To ensure that that kind of dominance can continue, Queensland will look to the next generation of girls playing rugby league; and this year shapes up as the biggest and brightest year for the girls rugby league.
The schoolgirls season is yet to get under way, but that has not stopped school girls of all ages throughout Brisbane and the Gold Coast lacing on the boots and having a hit out at a series of development activities over the past week.
Friday, May 2 saw high school teams from across the South East converge on Merrimac State High School for the Titans School Girl Challenge.
Across three age groups, teams from as far north as Beenleigh played out a round robin competition, but it was not just about the schools competing.
While some schools were able to field teams across multiple age groups, players from as far away as Ipswich jumped at the chance to play and formed a number of Barbarian teams.
The Barbarians proved dominant, taking out the Opens competition and making the finals in the Under 16 division.

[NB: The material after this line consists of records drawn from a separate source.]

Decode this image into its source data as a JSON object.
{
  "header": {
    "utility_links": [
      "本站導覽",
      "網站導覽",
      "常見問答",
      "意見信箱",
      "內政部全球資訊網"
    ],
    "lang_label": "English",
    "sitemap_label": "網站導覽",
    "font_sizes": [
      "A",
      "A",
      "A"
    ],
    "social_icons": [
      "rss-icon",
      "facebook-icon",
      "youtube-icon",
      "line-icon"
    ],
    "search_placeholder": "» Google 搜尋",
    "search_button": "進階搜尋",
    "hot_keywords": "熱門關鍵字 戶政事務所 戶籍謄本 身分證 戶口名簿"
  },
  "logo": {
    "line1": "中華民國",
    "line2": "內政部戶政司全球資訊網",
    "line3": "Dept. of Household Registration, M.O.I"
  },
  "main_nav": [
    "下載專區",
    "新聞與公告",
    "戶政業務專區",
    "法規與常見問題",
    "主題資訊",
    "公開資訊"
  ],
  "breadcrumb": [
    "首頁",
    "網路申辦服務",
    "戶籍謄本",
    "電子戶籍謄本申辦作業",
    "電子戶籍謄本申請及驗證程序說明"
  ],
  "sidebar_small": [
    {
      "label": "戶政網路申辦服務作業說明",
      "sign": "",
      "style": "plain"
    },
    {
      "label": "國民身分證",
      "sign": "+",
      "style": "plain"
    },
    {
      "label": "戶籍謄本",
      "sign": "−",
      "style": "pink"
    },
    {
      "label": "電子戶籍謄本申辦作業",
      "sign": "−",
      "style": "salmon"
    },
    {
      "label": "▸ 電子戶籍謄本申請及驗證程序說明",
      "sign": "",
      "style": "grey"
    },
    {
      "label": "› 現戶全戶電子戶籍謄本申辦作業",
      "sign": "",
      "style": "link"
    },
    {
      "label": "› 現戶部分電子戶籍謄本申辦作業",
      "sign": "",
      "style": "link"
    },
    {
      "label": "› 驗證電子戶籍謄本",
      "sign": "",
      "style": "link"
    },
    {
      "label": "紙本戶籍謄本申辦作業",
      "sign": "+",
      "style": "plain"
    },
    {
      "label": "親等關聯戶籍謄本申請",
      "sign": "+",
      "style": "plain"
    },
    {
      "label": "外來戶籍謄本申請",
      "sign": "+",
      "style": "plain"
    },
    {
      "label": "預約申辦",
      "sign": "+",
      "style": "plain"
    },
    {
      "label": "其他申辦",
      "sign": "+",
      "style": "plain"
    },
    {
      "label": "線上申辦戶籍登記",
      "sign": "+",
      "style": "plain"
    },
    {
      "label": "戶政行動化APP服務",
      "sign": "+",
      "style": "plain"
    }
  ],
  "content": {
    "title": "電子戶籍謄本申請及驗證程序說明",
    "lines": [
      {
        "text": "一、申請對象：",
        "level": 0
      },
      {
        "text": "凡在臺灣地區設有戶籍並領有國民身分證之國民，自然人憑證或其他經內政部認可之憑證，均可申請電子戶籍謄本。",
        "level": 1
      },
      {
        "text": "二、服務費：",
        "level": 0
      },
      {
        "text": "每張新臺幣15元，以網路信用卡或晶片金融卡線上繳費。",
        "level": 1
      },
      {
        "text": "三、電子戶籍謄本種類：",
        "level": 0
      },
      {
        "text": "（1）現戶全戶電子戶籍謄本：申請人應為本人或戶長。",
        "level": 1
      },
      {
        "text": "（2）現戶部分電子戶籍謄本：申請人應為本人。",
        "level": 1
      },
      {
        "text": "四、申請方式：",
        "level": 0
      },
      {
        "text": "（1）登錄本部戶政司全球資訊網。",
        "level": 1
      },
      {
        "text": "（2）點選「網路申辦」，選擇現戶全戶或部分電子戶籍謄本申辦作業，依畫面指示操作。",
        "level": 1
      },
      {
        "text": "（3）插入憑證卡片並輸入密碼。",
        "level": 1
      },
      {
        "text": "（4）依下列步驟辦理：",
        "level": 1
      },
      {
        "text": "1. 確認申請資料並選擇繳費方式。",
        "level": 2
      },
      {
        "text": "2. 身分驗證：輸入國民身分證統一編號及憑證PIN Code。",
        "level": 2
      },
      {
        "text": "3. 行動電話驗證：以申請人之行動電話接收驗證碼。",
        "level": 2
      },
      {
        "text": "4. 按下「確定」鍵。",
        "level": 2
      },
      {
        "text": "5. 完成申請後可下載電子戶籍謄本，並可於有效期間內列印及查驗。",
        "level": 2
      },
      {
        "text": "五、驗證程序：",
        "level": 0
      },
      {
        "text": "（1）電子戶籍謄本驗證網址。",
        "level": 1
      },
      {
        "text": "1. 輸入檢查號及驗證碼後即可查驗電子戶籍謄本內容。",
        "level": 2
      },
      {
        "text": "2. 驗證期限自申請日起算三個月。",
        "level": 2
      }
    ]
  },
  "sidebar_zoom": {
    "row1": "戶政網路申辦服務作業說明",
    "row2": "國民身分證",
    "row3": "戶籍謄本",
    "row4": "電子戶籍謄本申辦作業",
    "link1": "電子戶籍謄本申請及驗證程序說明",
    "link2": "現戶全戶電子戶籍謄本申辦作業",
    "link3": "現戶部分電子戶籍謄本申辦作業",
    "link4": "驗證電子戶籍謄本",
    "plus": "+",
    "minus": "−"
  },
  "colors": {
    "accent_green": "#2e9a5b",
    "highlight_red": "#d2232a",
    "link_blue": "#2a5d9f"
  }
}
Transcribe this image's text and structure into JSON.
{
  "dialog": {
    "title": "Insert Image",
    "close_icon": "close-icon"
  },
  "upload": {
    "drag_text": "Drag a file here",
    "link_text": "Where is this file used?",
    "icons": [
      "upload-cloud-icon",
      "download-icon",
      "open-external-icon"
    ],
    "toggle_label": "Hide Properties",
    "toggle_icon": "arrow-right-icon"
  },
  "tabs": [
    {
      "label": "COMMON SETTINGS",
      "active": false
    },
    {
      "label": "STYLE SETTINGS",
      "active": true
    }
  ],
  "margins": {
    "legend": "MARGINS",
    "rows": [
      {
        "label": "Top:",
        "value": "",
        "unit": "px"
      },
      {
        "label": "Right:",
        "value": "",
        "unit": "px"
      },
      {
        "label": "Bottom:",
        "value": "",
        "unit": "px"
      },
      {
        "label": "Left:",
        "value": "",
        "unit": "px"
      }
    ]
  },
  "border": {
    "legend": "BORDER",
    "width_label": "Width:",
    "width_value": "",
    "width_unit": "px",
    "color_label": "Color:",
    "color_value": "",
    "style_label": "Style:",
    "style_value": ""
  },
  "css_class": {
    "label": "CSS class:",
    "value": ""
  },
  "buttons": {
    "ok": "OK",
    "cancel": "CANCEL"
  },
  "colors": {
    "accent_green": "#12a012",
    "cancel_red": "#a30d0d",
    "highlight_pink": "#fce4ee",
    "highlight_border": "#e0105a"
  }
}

Much like any other school carnival, there was some exceptional raw talent on display: speed, sidesteps, deft passes and the occasional cracker of a hit brought cheers from the crowd.
But there was something else – sportsmanship. Rarely does one get to see an exchanging of hugs between players after an infringement: a clear case that the day was more about the game than the outcome.
With the schoolgirl challenge completed, Saturday, May 3 saw the All Girls Club Challenge conducted with clubs as far away as Caboolture and Ipswich competing at Bishop Park.
Joining the clubs were Gold Coast teams selected from the previous day’s Titans School Girl Challenge. In conjunction with the Under 14s nines competition, skills clinics were run for Under 10 girls from all clubs.
In total, five clubs and two high schools were represented alongside the combined Gold Coast teams. For the Waterford club however, nine a side was not enough.
“We've got 26 girls competing today, so two teams,” a coach at the Waterford Demons Priscilla Hotereni said.
“We jump at the chance to play in competitions like this. We'd like to see more. These girls love their rugby league and they love playing together.”
With enthusiasm for girls rugby league at an all-time high in both schools and clubs, more competitions such as these, and greater pathways into the women's competitions held throughout the state, will ensure that at the representative level, Queensland and Australia continue to be a force.